Nursing Interventions

  • Escalate high-risk symptom profiles early, especially when symptoms persist despite routine reflux/ulcer treatment.
  • Reinforce risk-reduction education (smoking and alcohol cessation, dietary modification, and H. pylori evaluation/treatment adherence).
  • Support coordinated referral pathways across gastroenterology, oncology, nutrition, and psychosocial support services.
  • Track symptom burden, nutrition status, and functional decline while diagnostic and treatment planning proceeds.
  • Provide clear return precautions for bleeding, persistent vomiting, dysphagia progression, and weight-loss acceleration.
  • Prepare and monitor for surgery as a primary treatment approach, with procedure pathways that may include total/partial gastrectomy, esophagogastrectomy, lymph-node dissection, gastrojejunostomy, and enteral-access tube placement.
  • Support systemic therapy planning and tolerance monitoring (chemotherapy, chemoradiation, immunotherapy, and targeted therapy) after or alongside surgical management.

Pharmacology

Drug ClassRole in CareKey Nursing Considerations
Cause-directed oncologic therapySystemic regimen selected after staging/subtypingMonitor toxicity trends, functional tolerance, and adherence barriers during treatment cycles.
Supportive symptom therapyAntiemetic, acid-suppression, pain-management pathwaysAlign symptom control with nutrition protection and rapid escalation for worsening bleeding/obstruction cues.

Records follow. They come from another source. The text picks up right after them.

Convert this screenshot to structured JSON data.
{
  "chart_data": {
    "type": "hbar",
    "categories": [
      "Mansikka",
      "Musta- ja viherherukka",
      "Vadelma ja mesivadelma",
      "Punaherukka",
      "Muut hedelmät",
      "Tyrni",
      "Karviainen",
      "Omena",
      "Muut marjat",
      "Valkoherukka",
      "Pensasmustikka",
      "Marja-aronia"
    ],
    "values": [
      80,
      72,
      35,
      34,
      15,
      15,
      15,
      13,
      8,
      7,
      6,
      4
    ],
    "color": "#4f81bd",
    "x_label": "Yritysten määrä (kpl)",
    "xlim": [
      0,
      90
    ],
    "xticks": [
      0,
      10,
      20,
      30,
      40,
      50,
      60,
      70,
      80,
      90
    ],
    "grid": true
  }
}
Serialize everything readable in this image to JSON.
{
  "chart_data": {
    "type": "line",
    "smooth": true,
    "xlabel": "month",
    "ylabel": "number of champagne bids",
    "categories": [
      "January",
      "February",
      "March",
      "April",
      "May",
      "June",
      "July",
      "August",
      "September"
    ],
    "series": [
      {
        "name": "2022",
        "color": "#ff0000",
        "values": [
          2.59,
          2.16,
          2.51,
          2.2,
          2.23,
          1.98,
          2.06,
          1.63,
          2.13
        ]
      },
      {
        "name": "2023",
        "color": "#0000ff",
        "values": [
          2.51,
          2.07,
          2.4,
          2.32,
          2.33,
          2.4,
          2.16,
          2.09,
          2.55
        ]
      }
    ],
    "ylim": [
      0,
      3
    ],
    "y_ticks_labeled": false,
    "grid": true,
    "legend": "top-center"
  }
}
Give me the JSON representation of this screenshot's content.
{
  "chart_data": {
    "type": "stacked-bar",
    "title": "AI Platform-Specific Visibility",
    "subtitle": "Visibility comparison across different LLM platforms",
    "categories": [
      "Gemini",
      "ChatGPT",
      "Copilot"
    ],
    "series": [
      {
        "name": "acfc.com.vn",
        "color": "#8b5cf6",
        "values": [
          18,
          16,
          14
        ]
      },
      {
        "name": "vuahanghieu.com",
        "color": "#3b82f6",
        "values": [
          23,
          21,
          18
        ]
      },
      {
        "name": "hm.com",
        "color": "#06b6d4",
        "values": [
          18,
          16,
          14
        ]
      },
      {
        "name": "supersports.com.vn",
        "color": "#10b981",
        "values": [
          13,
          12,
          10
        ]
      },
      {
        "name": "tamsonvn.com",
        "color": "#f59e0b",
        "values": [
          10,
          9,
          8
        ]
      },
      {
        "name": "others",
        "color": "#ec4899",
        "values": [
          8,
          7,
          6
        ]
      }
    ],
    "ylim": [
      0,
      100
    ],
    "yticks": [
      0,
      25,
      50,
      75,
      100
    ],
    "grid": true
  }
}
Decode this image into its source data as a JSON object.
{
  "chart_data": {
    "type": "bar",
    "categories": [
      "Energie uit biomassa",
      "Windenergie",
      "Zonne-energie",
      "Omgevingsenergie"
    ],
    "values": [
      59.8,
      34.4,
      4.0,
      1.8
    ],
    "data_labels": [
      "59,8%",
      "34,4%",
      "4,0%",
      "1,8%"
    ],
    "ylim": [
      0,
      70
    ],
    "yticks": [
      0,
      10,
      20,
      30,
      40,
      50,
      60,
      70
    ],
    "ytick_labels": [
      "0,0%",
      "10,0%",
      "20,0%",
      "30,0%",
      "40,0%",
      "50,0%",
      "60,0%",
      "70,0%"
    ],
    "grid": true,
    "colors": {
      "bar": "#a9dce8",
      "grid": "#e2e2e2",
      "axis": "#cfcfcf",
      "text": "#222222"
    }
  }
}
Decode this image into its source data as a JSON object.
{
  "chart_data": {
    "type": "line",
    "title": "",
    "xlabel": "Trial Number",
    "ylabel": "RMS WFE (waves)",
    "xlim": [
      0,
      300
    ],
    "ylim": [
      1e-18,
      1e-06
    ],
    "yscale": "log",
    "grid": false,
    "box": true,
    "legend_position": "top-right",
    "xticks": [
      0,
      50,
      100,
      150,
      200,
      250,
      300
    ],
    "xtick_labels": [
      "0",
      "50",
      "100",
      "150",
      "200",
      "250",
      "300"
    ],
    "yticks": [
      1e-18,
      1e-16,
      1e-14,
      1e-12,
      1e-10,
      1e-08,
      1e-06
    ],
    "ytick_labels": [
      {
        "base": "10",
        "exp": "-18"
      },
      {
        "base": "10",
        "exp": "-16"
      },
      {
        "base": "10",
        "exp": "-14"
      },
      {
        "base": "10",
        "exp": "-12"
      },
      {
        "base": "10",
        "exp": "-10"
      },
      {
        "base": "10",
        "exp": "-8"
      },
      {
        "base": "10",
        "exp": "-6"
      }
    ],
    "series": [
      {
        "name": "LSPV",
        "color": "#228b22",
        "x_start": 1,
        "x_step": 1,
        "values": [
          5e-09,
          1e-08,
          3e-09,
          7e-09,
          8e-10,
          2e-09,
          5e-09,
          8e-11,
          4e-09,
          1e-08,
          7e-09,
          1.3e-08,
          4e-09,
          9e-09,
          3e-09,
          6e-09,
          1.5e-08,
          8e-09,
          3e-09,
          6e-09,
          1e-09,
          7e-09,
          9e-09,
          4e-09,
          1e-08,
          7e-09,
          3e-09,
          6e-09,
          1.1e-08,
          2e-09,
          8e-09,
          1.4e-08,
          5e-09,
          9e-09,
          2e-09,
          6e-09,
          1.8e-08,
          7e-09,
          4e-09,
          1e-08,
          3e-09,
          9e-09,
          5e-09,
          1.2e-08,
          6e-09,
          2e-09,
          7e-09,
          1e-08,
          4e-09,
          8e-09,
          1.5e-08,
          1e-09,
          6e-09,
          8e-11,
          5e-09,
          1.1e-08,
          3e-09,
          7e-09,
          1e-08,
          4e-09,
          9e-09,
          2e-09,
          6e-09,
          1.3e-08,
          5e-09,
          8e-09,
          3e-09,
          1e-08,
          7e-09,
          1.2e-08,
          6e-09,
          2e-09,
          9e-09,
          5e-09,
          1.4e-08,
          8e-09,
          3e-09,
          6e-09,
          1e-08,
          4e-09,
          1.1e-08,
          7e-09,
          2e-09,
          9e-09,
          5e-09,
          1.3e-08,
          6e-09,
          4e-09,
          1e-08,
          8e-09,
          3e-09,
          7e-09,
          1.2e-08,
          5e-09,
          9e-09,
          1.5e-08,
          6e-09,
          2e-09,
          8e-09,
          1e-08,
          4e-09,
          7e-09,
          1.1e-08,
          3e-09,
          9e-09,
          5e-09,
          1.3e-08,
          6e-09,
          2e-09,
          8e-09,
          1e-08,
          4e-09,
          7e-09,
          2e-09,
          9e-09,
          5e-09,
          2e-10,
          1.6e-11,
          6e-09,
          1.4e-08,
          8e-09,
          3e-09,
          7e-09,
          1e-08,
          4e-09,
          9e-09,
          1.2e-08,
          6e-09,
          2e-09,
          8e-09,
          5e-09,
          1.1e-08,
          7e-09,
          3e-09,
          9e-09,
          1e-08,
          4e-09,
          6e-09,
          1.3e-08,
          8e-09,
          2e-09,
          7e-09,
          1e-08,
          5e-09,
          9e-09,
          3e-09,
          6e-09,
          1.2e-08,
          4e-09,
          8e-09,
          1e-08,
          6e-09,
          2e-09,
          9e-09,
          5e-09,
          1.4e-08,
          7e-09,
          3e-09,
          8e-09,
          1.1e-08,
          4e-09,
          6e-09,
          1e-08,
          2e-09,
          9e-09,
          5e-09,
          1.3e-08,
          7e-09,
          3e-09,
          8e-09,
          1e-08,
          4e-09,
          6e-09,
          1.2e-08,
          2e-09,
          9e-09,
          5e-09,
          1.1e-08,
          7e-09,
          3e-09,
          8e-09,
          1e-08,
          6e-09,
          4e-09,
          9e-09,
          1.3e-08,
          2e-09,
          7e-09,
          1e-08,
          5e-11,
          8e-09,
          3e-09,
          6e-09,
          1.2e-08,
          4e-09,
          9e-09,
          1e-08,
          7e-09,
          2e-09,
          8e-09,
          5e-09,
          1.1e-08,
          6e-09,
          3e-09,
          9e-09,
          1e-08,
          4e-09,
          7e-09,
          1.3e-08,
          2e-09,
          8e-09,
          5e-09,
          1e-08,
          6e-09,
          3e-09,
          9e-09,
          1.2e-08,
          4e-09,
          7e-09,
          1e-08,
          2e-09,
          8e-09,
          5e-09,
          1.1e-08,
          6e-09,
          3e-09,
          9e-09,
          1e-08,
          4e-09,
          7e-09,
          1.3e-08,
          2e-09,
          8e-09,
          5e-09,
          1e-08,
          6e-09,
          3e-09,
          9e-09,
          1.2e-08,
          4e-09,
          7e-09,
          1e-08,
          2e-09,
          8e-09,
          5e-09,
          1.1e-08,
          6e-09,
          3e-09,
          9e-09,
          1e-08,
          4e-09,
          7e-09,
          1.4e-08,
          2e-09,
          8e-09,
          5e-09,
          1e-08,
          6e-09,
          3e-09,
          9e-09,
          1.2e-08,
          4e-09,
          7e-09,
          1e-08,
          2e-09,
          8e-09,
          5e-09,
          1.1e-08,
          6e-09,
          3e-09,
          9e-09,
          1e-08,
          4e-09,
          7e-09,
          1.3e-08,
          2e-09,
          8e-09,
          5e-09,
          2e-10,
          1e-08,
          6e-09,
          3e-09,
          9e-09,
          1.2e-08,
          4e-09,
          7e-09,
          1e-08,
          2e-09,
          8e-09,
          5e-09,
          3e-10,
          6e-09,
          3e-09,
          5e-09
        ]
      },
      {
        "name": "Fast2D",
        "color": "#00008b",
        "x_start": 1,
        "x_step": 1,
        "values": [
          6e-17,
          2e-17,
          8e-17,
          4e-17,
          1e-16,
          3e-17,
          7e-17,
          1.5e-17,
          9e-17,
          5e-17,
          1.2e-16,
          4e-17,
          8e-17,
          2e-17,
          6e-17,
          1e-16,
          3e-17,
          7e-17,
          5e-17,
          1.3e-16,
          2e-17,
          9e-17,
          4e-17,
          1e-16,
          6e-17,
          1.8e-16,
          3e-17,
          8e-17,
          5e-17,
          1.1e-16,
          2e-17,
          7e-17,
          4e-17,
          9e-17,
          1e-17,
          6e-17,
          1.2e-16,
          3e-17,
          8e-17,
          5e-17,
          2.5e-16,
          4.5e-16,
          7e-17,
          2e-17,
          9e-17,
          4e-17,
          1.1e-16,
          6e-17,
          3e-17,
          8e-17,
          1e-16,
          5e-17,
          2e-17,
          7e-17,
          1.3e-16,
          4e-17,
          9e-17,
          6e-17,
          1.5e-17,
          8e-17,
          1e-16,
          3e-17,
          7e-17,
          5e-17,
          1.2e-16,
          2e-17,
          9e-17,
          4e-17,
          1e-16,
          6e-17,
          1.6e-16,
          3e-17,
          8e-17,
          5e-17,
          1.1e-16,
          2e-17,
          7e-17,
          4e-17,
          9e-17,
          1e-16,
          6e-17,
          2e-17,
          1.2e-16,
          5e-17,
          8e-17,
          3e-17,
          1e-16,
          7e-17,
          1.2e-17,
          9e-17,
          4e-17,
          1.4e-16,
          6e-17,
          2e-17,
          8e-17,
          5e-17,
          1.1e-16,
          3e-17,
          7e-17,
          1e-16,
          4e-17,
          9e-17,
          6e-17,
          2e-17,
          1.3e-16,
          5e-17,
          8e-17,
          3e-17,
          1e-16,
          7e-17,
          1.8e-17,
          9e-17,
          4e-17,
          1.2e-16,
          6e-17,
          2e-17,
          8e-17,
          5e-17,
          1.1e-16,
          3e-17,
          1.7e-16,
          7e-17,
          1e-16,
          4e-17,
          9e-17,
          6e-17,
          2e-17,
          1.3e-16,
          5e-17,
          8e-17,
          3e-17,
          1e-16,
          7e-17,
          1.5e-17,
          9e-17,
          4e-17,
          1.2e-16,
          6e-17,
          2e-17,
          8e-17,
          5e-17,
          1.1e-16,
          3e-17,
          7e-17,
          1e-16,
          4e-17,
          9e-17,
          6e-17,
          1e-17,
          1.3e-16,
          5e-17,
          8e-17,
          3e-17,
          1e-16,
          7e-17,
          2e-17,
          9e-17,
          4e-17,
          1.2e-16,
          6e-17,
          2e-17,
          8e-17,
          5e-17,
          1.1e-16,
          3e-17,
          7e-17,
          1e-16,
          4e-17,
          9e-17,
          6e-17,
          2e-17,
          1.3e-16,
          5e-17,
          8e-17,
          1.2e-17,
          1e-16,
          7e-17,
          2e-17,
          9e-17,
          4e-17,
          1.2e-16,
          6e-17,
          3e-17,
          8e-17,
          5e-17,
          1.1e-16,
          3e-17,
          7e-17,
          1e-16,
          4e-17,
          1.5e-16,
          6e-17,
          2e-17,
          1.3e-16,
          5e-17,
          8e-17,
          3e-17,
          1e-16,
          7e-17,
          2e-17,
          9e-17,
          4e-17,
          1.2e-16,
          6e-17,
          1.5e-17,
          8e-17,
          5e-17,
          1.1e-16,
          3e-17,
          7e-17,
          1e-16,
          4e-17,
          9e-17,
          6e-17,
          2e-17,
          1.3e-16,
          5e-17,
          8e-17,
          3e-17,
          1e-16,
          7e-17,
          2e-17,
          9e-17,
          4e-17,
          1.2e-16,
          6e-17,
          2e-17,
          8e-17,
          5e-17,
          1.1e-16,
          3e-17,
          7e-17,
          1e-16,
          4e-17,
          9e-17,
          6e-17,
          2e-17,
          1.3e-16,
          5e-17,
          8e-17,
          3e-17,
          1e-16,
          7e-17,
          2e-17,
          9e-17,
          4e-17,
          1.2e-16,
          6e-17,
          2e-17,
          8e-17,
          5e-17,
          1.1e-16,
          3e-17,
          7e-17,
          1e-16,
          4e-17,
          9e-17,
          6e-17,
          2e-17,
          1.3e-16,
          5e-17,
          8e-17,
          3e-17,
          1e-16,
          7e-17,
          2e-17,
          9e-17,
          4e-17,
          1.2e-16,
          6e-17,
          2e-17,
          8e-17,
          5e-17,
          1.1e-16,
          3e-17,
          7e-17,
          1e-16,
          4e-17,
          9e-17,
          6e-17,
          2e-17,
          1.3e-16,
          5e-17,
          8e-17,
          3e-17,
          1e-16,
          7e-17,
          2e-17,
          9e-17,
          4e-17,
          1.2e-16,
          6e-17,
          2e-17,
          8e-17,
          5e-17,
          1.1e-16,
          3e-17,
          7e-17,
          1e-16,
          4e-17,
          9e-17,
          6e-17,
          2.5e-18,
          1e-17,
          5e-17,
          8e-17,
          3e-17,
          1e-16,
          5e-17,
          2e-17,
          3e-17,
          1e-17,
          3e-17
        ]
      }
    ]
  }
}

Clinical Judgment Application

Clinical Scenario

A high-risk patient with chronic H. pylori history and tobacco use reports persistent upper-abdominal discomfort and progressive food intolerance.

  • Recognize Cues: High-risk history with persistent symptom progression.
  • Analyze Cues: Pattern raises concern for upper-GI malignancy rather than isolated reflux.
  • Prioritize Hypotheses: Immediate priority is expedited diagnostic evaluation and staging pathway activation.
  • Generate Solutions: Coordinate rapid specialist referral, risk-focused education, and supportive symptom management.
  • Take Action: Escalate findings to provider and initiate close follow-up for diagnostic completion.
  • Evaluate Outcomes: Time to diagnostic clarification decreases and symptom burden is tracked with structured follow-up.